3. SPECIAL MEETINGS: Special meetings may be called by the Council or Executive Board upon written request of 15 Academy or Associate Fellows.
4. QUORUM: There is no required quorum for the Board and other business meetings. Decisions will be determined by a majority of the voting members in attendance.
ARTICLE VII – Seal
This Academy, as a corporation, shall have a seal, adopted by the Council, and it may be used on Academy documents, correspondence, and awards.
ARTICLE VIII – Parliamentary Authority
The rules contained in the current edition of Robert’s Rules of Order Newly Revised shall govern the Academy in all cases to which they are applicable and in which they are not inconsistent with these By-Laws and any special rules of order that the Academy may adopt.
ARTICLE X – Amendments
1. The By-Laws of the Academy may be amended at any Annual Meeting or by a mail vote of the membership.
a. A copy of the proposed changes must be mailed to all active members of the Academy at least thirty days previous to the election. The By-Laws of the Academy are amended by a three-fourths majority of all members voting provided at least 30 members vote.
b.

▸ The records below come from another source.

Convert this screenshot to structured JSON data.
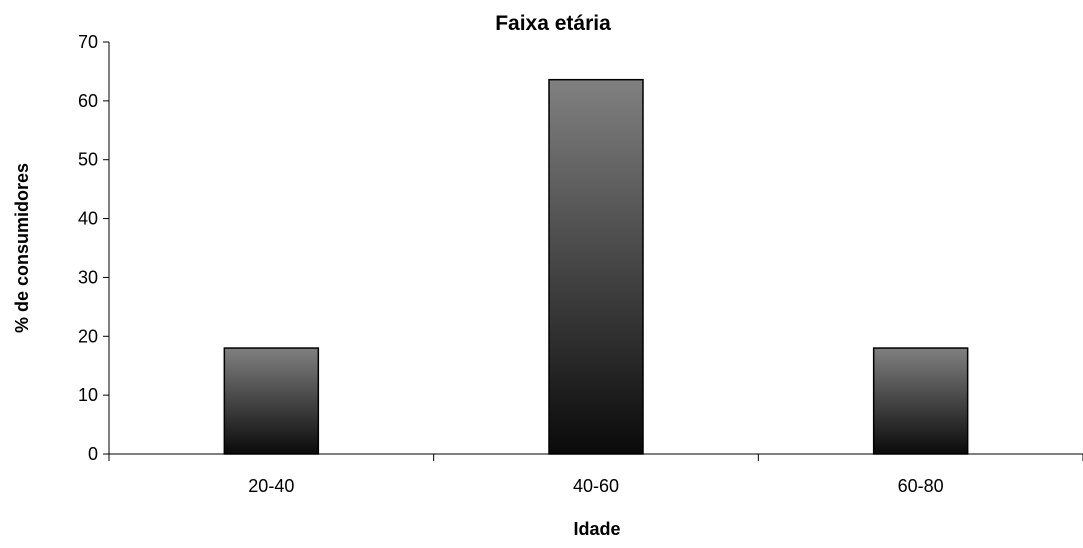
{
  "chart_data": {
    "type": "bar",
    "title": "Faixa etária",
    "xlabel": "Idade",
    "ylabel": "% de consumidores",
    "categories": [
      "20-40",
      "40-60",
      "60-80"
    ],
    "values": [
      18,
      63.6,
      18
    ],
    "ylim": [
      0,
      70
    ],
    "yticks": [
      0,
      10,
      20,
      30,
      40,
      50,
      60,
      70
    ],
    "grid": false,
    "legend": "none",
    "bar_gradient": [
      "#808080",
      "#0a0a0a"
    ]
  }
}
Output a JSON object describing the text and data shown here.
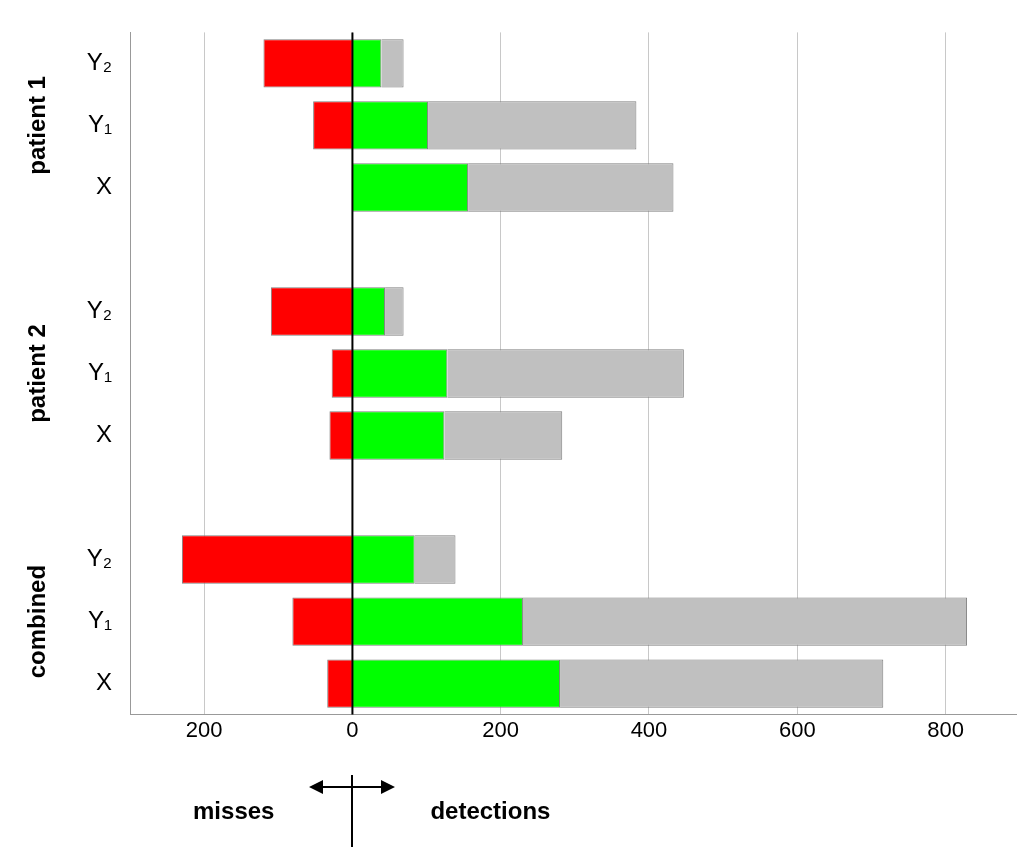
{
  "chart_data": {
    "type": "bar",
    "orientation": "horizontal",
    "stacked": true,
    "categories": [
      "Y₂",
      "Y₁",
      "X",
      null,
      "Y₂",
      "Y₁",
      "X",
      null,
      "Y₂",
      "Y₁",
      "X"
    ],
    "series": [
      {
        "color": "#ff0000",
        "values": [
          -120,
          -53,
          null,
          null,
          -110,
          -28,
          -31,
          null,
          -230,
          -81,
          -34
        ]
      },
      {
        "color": "#00ff00",
        "values": [
          39,
          102,
          156,
          null,
          44,
          128,
          124,
          null,
          84,
          230,
          280
        ]
      },
      {
        "color": "#c0c0c0",
        "values": [
          30,
          281,
          277,
          null,
          25,
          319,
          159,
          null,
          55,
          599,
          436
        ]
      }
    ],
    "xlim": [
      -300,
      895
    ],
    "xticks": [
      {
        "value": -200,
        "label": "200"
      },
      0,
      200,
      400,
      600,
      800
    ],
    "grid": "x",
    "legend": false,
    "ref_lines": [
      {
        "axis": "x",
        "value": 0,
        "color": "#000000"
      }
    ],
    "annotations": [
      "patient 1",
      "patient 2",
      "combined",
      "misses",
      "detections"
    ]
  }
}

Needs for amendments may be pointed out or amendments suggested from the floor of the Annual Meeting, or may be presented in writing to the Executive Board of the Council. The Board shall consider any such proposals and if deemed appropriate shall formulate an amendment to be presented to the membership by a mail election or at the next Annual Meeting.
c. Founding Academy Follows are life-time members for the Executive Board” in Article III shall not be amended.